Re: UPDATE on 20 Million Records Transaction or not?

Tom Lane <tgl@xxxxxxxxxxxxx> · Tue, 23 Jun 2020 21:44:15 -0400

Tim Cross <theophilusx@xxxxxxxxx> writes:
> Jason Ralph <jralph@xxxxxxxxxxxxxxxxxxxxx> writes:
>> I am planning an update on a table with 20Million records, I have been researching the best practices.  I will remove all indexes and foreign keys prior to the update, however I am not sure if I should use a transaction or not.
>> My thought process is that a transaction would be easier to recover if something fails, however it would take more time to write to the WAL log in a transaction.
>> 
>> Would it make sense to make a back up of the table then execute update without a transaction? How would you guys do it?

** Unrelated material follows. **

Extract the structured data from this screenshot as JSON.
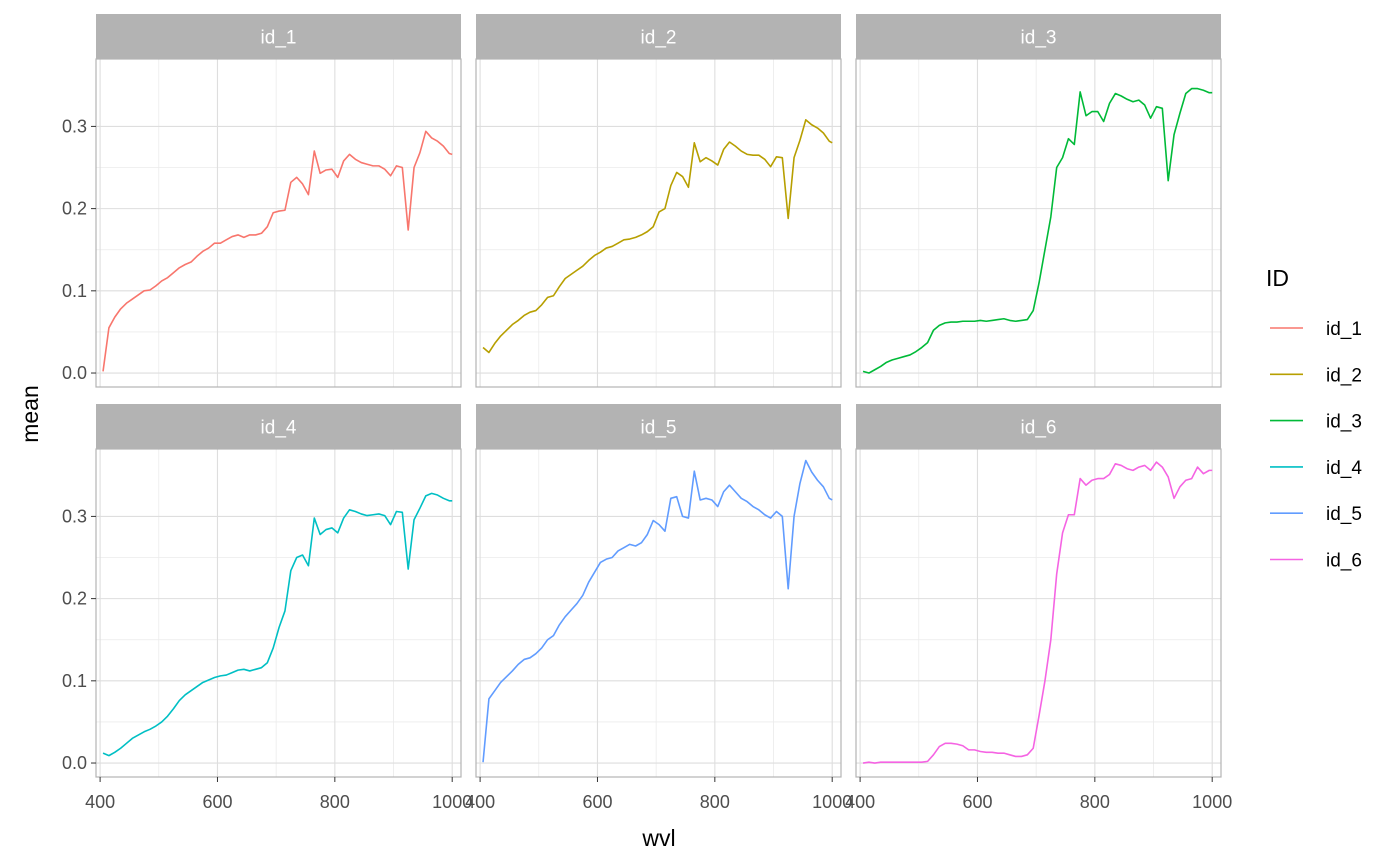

> Just because you have 20M records, it doesn't mean that you have to do
> anything 'special'.

Indeed.  That's really not a lot of data, on any modern machine.
Just for experiment, I tried updating a table of 20M rows on my
development machine (no powerhouse by any serious standard, plus
it's running a debug build which is likely 30% or more slower than
production):

regression=# \timing
Timing is on.
regression=# create table foo as select x, 'what' as w from generate_series(1,20000000) x;
SELECT 20000000
Time: 23573.818 ms (00:23.574)
regression=# update foo set w = 'other';
UPDATE 20000000
Time: 60878.418 ms (01:00.878)

OK, that's cheating, because I had no indexes, so ...

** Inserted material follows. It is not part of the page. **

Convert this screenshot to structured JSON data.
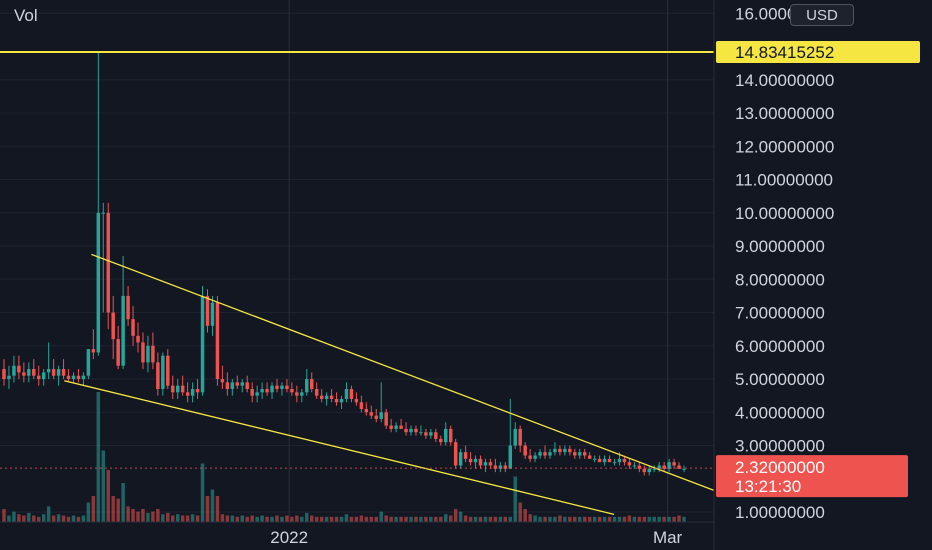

regression=# create index on foo(w);
CREATE INDEX
Time: 11774.094 ms (00:11.774)
regression=# update foo set w = x::text;
UPDATE 20000000
Time: 186425.606 ms (03:06.426)

That may still be cheating, because I had no foreign-key constraints or
other possibly-expensive features.  And you might have lots of indexes
not just one.  Still, this doesn't seem to be territory where you need to
spend days researching the best alternative.  I'm not even convinced that
it's worth your time to remove and rebuild indexes.

But the real reason I'm commenting is that the original question seems to
embed a whole lot of misunderstanding about how Postgres works.  There is
no such thing as updating "outside a transaction".  You can use an
explicit transaction (ie BEGIN + COMMIT) if you'd like to preserve the
option to roll back after the UPDATE command proper, but that will make
absolutely no difference to performance of the UPDATE.  Likewise, there
is no such thing as not writing WAL (unless you're using an UNLOGGED
table, which you should only ever do for throwaway data).  And also, there's
unlikely to be any performance benefit from carving up the update into
smaller pieces.  If you're seriously short of disk space you might need
to split up the update (because just doing it in one go will about double
the table's size-on-disk) and vacuum between the stages to reclaim disk
space.  But that will take more time not less ... and again, on any
modern machine, such steps shouldn't be necessary for only 20M rows.

			regards, tom lane